When Linux fails | Between the Lines | ZDNet.com
It’s amazing to see the myth that Linux is hard to use, install, and support still being propagated in much of the media here in the U.S., when in reality it is resented by Windows administrators due to its ease of use and lesser requirements for professional support.

Wordle view

December 6th, 2008
This blog, rendered by http://www.wordle.net

This blog, rendered by http://www.wordle.net

Fanning the fires of national disunity

December 5th, 2008

globeandmail.com: Fanning the fires of national disunity
According to the Globe “…we have a power-hungry man who will be recorded as the first prime minister in Canada’s history to deliberately create a political crisis and set the fire of national disunity.”

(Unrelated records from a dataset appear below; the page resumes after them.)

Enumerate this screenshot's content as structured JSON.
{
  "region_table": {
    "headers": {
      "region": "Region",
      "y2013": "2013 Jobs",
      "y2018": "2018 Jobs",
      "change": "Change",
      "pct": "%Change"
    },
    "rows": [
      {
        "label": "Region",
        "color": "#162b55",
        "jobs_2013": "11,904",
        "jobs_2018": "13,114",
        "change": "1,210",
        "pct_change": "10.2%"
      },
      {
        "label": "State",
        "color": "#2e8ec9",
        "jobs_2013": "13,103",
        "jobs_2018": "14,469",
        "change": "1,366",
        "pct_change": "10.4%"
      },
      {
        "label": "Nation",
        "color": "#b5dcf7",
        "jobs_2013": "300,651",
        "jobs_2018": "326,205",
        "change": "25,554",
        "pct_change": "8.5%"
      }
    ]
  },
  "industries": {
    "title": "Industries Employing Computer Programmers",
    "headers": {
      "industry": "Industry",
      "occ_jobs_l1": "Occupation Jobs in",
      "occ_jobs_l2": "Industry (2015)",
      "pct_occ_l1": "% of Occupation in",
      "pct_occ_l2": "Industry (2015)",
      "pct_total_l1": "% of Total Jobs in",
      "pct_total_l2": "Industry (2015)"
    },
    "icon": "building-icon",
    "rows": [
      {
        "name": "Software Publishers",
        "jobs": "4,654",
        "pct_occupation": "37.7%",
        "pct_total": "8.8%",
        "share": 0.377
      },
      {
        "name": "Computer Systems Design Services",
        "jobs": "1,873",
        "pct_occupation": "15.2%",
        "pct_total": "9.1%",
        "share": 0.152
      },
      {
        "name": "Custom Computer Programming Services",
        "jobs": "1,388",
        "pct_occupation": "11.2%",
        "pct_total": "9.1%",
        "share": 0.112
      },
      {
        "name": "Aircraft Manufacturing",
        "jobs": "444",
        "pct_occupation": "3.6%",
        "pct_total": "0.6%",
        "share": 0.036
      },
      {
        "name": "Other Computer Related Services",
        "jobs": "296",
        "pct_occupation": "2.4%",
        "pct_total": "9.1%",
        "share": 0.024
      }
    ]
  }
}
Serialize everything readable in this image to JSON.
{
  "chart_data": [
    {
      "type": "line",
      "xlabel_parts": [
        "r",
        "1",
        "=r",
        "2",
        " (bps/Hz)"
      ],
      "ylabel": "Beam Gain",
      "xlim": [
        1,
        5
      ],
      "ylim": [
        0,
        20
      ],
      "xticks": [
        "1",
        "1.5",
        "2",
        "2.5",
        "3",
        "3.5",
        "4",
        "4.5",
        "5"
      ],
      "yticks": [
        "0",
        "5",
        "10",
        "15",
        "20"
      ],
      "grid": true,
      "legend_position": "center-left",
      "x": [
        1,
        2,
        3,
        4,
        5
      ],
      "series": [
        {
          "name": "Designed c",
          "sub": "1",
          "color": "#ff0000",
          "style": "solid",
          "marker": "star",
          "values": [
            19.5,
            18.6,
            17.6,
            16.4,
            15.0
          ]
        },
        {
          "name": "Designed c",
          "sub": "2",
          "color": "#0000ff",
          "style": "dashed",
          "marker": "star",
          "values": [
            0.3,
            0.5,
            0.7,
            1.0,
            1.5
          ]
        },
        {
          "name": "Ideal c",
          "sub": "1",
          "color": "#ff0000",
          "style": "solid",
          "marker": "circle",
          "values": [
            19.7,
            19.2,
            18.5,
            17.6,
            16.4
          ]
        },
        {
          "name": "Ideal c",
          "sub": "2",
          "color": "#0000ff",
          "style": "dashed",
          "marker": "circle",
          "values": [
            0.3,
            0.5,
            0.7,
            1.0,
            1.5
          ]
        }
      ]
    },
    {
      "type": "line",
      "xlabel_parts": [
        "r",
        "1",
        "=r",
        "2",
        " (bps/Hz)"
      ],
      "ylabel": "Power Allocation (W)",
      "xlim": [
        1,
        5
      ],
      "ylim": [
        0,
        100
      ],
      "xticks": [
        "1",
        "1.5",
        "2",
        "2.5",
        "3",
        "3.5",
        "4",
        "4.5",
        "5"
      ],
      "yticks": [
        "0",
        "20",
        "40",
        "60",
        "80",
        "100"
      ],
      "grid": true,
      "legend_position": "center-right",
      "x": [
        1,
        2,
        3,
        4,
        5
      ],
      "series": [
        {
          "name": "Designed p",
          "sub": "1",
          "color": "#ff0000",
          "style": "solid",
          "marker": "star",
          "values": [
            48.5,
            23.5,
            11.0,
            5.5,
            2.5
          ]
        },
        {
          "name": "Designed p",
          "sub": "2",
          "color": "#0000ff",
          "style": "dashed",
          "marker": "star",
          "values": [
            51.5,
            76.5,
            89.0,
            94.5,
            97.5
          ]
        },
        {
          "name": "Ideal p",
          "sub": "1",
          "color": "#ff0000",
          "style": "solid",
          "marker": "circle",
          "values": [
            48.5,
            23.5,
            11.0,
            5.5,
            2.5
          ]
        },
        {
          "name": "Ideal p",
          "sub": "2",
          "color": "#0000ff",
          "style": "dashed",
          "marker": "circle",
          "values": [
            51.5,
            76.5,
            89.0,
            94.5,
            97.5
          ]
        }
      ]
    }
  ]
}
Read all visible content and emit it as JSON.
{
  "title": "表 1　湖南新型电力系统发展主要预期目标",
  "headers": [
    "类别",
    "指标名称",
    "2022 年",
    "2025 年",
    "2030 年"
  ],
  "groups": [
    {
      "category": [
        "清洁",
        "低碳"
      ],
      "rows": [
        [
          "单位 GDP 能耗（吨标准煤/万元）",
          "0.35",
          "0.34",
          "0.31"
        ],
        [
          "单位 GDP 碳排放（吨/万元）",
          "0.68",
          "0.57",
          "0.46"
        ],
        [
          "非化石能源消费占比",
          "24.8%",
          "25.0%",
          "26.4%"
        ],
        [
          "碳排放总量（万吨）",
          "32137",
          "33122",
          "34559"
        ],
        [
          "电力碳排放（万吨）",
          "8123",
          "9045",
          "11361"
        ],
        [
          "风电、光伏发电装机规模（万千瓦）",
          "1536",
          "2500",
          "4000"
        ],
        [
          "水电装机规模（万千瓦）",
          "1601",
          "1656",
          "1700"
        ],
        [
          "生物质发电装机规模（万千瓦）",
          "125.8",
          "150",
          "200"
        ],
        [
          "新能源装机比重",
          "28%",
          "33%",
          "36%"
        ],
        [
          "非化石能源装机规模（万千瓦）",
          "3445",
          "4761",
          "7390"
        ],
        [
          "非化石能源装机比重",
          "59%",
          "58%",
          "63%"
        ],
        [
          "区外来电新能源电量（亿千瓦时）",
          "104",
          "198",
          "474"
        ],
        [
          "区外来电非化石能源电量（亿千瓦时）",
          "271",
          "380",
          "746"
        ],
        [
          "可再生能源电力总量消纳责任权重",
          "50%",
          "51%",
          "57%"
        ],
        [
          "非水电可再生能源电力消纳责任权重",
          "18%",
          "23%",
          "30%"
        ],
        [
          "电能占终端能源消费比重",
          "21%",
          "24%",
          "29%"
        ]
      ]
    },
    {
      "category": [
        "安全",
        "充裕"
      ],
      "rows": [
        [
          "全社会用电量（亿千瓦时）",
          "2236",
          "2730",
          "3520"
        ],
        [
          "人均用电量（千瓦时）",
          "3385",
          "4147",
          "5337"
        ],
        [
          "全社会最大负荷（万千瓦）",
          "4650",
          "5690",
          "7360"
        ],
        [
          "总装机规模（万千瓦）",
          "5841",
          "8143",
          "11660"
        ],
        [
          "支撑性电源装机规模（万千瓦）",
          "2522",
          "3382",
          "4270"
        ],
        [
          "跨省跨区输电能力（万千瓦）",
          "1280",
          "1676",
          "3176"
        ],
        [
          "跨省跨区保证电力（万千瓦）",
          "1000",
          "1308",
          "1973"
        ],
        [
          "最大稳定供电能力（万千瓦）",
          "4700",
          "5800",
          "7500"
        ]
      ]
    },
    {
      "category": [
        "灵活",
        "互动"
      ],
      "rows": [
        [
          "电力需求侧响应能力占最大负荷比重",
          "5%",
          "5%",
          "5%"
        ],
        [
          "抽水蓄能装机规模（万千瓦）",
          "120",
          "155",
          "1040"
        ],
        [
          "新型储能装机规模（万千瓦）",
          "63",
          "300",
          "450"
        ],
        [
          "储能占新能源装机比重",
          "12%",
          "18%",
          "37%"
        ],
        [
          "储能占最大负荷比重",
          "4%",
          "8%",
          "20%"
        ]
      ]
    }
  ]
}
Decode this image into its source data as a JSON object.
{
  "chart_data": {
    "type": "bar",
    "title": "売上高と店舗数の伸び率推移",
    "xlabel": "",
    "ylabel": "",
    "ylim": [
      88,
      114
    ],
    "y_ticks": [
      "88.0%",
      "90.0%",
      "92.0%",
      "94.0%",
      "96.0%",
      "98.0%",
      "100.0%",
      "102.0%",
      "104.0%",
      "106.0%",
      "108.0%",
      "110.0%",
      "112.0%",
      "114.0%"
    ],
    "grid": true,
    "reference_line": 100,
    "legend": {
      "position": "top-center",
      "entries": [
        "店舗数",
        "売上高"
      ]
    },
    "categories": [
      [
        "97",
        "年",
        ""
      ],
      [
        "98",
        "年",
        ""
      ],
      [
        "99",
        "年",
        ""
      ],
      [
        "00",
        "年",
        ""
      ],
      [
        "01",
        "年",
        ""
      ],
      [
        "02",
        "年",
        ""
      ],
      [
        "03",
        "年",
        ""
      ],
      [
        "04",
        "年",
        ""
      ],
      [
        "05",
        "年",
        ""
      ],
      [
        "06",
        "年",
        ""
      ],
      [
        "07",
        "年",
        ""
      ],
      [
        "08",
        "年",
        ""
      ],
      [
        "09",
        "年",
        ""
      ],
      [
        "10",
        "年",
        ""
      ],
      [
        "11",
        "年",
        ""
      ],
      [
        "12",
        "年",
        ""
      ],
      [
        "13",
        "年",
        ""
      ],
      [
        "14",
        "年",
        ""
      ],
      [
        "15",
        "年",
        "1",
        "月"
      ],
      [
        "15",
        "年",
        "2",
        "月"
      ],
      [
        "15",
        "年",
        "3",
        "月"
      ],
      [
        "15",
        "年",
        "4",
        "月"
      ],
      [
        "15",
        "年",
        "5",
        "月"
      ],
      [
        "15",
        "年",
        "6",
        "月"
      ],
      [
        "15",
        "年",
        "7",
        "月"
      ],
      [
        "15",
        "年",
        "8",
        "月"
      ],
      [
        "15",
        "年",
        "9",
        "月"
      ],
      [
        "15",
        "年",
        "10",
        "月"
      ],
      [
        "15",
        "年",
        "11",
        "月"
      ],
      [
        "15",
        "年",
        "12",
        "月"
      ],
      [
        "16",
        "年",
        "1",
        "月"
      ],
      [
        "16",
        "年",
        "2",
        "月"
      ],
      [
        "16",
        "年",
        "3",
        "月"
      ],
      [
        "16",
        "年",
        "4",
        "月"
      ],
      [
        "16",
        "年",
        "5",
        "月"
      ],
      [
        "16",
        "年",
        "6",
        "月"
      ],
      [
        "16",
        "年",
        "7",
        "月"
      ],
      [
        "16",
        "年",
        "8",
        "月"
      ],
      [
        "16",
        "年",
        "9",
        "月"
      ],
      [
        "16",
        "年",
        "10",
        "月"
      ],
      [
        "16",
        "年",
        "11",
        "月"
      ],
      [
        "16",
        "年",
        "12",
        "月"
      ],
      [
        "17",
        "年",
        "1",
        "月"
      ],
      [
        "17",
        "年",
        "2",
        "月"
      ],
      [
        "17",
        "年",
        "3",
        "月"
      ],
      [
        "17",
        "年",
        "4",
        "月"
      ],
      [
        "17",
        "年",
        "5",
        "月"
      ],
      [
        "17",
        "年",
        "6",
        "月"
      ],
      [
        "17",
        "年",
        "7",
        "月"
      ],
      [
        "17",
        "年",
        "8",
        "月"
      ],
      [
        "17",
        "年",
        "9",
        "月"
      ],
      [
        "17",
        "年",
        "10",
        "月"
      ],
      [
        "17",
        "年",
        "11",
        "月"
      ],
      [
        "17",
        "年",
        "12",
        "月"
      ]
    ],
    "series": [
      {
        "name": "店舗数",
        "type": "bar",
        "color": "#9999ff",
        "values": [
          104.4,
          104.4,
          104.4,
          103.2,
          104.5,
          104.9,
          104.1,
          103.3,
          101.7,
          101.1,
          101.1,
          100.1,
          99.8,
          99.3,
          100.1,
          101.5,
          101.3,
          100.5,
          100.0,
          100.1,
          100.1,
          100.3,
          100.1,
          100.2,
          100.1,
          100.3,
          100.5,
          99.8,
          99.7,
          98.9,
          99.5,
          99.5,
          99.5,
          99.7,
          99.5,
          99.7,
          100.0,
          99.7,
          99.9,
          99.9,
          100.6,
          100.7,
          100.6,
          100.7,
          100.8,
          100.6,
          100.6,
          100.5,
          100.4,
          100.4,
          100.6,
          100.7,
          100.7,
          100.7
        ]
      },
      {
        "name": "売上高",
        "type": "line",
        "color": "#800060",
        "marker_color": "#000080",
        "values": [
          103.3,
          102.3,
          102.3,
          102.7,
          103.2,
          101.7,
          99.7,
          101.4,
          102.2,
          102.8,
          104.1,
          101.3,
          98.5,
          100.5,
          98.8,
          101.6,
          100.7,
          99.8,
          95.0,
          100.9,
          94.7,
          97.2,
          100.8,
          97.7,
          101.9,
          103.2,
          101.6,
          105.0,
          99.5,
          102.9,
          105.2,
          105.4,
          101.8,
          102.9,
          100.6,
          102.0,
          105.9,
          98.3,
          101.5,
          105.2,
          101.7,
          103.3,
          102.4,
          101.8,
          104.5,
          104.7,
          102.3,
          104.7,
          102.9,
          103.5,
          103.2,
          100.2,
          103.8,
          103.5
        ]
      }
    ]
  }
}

In case it wasn’t clear from the types of links that I’ve posted about this lately, I’m incensed about what Harper has done. Not because I disagree with his politics, although I surely do, but because this is yet another in the long line of attempts that he has made to restructure the Canadian state – and not in a healthy way. He acts and speaks as if he truly does not understand the nature and history of parliamentary democracy. Harper has consistently worked to centralize power in the hands of the Prime Minister and to keep anything meaningful out of the hands not just of parliament – our actually elected members – but even from his own cabinet. The PMO, in this formulation acts as a kind of appointed politburo acting on the whims of the man at the centre.

Enough is enough. This man, with ambitions to be the President for Life of the Oil Republic of Canada, should no longer be the Prime Minister of Canada. Coalition or not, his own party should take him out behind the wood shed and come back without him.